Metade das vendas de imóveis na MRV eram feitas em plataformas digitais há quatro anos, mas hoje a mediação virtual acontece para praticamente todas as negociações. A mudança faz parte da transformação digital da empresa e também foi acelerada pelo cenário de pandemia. Independentemente dos motivadores, a empresa precisa conviver com um cenário de maior volume de dados e uma das ações para isso é a adoção do chamado edge to cloud. Explicando: o edge to cloud permite o processamento das informações na borda da rede, isto é, próximo de onde os dados são gerados pelos celulares, computadores e dispositivos de internet das coisas.

Quem explica essa tendência é o gestor de infraestrutura de TI e SI da MRV, Eduardo Salomão. Ele participou de um podcast sobre o tema, realizado pelos sites InfraROI e IPNews, dividindo a discussão com Flávio Póvoa, gerente de engenharia de sistemas na Aruba, uma empresa do grupo HP.

De acordo com Salomão, a cultura da construtora é trazer as áreas de negócios para dentro da estrutura de TI. Ou vice-versa. Com isso, os profissionais de negócios são beneficiados ao trocar informações e para levar a TI ao desenho de soluções que atendam melhor os usuários internos (colaboradores) e os externos (clientes da MRV).

Na prática, os dados gerados nas plataformas digitais da MRV podem ser usados internamente para identificar tendências de compra e perfis de potenciais compradores, por exemplo. Com essas informações na mão – e mais importante: processadas rapidamente e sem atraso – a construtora pode melhorar o atendimento aos clientes. De forma mais simplificada, isso pode dar respostas rápidas porque o processamento do grande volume de dados (site, aplicativos, etc.) acontece de modo dinâmico.
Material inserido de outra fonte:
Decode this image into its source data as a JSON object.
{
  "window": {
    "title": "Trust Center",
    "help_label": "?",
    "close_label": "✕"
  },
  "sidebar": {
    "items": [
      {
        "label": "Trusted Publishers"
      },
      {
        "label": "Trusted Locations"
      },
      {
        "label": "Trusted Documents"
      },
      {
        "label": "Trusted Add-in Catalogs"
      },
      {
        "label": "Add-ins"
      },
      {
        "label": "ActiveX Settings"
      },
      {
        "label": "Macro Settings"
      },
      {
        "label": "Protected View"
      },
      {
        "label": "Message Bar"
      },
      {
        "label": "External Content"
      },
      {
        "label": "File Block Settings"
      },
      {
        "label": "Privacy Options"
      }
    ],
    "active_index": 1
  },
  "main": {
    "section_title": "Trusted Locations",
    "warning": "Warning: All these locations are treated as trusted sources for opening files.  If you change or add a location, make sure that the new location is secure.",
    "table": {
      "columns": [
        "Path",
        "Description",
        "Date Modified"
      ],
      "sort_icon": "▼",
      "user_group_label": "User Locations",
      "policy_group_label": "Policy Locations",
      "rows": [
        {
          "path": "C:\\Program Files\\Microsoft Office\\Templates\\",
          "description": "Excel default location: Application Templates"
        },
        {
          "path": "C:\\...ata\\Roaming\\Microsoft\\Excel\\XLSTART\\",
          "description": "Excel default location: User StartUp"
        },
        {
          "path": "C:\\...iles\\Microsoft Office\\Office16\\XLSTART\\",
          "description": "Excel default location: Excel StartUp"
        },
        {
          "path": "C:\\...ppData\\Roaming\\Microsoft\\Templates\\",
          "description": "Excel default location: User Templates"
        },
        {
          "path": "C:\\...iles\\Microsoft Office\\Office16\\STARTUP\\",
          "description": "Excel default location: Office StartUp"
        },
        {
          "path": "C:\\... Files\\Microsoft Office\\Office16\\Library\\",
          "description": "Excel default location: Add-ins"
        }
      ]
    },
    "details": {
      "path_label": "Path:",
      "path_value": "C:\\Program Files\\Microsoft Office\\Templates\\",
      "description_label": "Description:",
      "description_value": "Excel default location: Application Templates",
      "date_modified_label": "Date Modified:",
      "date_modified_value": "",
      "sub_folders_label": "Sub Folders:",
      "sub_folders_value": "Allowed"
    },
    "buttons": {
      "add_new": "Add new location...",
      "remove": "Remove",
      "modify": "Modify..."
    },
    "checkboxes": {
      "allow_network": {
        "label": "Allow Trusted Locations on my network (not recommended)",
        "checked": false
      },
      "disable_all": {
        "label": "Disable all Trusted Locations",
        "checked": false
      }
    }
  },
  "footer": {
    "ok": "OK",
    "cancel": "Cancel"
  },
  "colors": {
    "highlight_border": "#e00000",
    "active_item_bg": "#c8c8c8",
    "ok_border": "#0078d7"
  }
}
Do lado do potencial cliente, com respostas mais ágeis, a experiência de compra flui melhor e pode influenciar na tomada de decisão.

Edge to cloud estrutura dados, com participação das áreas de negócios

Eduardo Salomão destaca que os dados precisam estar estruturados e é necessário que as áreas de negócios, que vão usar as informações, façam parte dessa estruturação. “As decisões, com a presença das áreas de negócios dentro da TI, são mais assertivas, e a transformação digital torna-se mais rápida e eficaz”, argumenta o especialista da MRV.

Segundo ele, a construtora já vem usando tecnologias disruptivas nos últimos anos, caso da adoção de drones para prospecção de terrenos e atividades de inspeção das construções. Outra iniciativa estabelecida é a utilização do BIM, plataforma que viabiliza a digitalização e compartilhamento de dados em todas as etapas de obra. “Há informações de que a pandemia acelerou algumas das etapas de digitalização em pelo menos cinco anos”, argumenta Salomão.

De acordo com ele, o perfil de construtech da MRV, ou seja, de construtora que adota inovações tecnológicas, ajuda a empresa a avançar no novo cenário. A aposta do especialista é em tecnologias que otimizem a gestão do grande volume de dados, caso do edge to cloud, e na maior segurança no uso desses dados, inclusive para atender as diretrizes da Lei Geral de Proteção de Dados (LGPD).